For those looking to escape everyday drama or dive deeper, Hour recommends some daring reads
Sanctuary Line, by Jane Urquhart (McClelland & Stewart), 288 pp.
Set on the shores of Lake Erie, Sanctuary Line is a compelling story of love and betrayal, and the ideal gift for anyone who is a lover of masterful prose and subtle pacing. Liz Crane, an entomologist, has moved back to the family farm where the ghosts from the past speak to her. On the surface, this family drama seems pretty straightforward, but Urquhart has created a slow burn that explodes like a powder keg by the novel’s end.
The Bells, by Richard Harvell (Crown), 384 pp.
Moses Froben was born in a church belfry where his deaf mother was the bell ringer of the loudest bell in the Swiss Alps. Moses’ story of love, music and castratos is deliciously painful. Set in the 18th century, The Bells resonates with a purity that is only matched by the pitch of Moses’ singing voice. Harvell has created a highly entertaining first novel that will keep readers entranced.
On the Proper Use of the Stars, by Dominique Fortier (McClelland & Stewart), 280 pp.
Here’s a bit of chilling Canadiana that will make the coldest of our winter nights seem warm by comparison. Fortier’s postmodern account of the Franklin expedition breathes new life into the tragic story of the Terror and the Erebus, the two ships under Sir John Franklin’s command that ground to a halt when Arctic ice blocked them from their dream of discovering the Northwest Passage.
The Beauty of Humanity Movement, by Camilla Gibb (Doubleday), 304 pp.
Set in contemporary Vietnam, Gibb’s novel drops the reader into the heart of Hanoi, combining three stories: aging street chef Hung, whose clandestine pho stand attracts a loyal following; Tu, a young tour guide bewildered by the expectations of the exotic Western tourists he leads through the city; and Maggie, who returns to Vietnam to find her father. Gibb weaves a beautiful narrative that is both heartfelt and engaging.
Midway, by David Homel (Cormorant Books), 320 pp.

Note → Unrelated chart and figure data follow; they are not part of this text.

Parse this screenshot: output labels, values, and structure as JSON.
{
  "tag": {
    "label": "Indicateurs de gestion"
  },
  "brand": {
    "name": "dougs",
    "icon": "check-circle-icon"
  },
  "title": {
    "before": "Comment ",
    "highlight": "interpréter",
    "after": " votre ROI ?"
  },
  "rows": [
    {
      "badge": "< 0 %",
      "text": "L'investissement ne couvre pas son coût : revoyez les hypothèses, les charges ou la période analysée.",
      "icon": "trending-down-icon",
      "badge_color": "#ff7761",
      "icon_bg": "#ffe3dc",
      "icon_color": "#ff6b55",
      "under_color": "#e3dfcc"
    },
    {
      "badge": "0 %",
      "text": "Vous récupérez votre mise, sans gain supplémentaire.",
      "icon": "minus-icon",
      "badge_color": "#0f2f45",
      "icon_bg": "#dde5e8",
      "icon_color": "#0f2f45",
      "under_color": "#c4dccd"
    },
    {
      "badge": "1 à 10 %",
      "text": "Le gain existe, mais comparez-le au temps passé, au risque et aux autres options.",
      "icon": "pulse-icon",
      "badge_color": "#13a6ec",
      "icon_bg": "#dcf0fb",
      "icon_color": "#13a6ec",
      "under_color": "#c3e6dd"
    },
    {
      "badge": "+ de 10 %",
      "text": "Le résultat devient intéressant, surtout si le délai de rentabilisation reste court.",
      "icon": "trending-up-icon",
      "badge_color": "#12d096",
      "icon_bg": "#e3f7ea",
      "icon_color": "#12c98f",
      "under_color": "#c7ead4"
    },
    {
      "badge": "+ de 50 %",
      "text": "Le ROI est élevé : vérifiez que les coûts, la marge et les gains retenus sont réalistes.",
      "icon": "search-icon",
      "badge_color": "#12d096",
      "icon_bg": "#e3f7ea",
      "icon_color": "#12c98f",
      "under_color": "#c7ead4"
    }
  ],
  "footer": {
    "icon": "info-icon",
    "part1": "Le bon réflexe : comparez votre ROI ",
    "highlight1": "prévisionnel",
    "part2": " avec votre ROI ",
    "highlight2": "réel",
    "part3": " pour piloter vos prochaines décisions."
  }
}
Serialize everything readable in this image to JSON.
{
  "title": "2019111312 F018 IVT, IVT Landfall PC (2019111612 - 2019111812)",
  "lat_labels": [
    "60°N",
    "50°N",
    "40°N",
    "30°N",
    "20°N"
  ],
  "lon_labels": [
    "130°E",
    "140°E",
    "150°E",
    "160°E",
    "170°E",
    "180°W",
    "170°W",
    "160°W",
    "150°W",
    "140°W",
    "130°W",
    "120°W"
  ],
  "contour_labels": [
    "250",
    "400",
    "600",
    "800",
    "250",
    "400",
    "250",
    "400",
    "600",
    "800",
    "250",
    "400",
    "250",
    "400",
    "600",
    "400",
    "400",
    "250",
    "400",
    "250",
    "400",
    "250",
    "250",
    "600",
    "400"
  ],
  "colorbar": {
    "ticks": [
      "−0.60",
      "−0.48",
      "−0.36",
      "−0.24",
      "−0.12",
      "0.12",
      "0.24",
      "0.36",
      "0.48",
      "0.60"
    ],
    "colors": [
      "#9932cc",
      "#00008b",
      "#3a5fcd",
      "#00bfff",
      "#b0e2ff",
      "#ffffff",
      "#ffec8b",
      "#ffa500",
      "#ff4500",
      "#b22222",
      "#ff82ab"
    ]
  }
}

Take a mid-life crisis and add a splash of male hysteria and what you end up with is Midway. Ben Allan, a literature teacher in Montreal, finds himself out on the precipice of temptation. While he narrowly avoids falling into the arms of a young communications officer at the college, he suddenly finds himself playing the role of her father. The ideal holiday reading choice for that 40- or 50-something male in your life whose vacant stares speak volumes about a hunger for escape.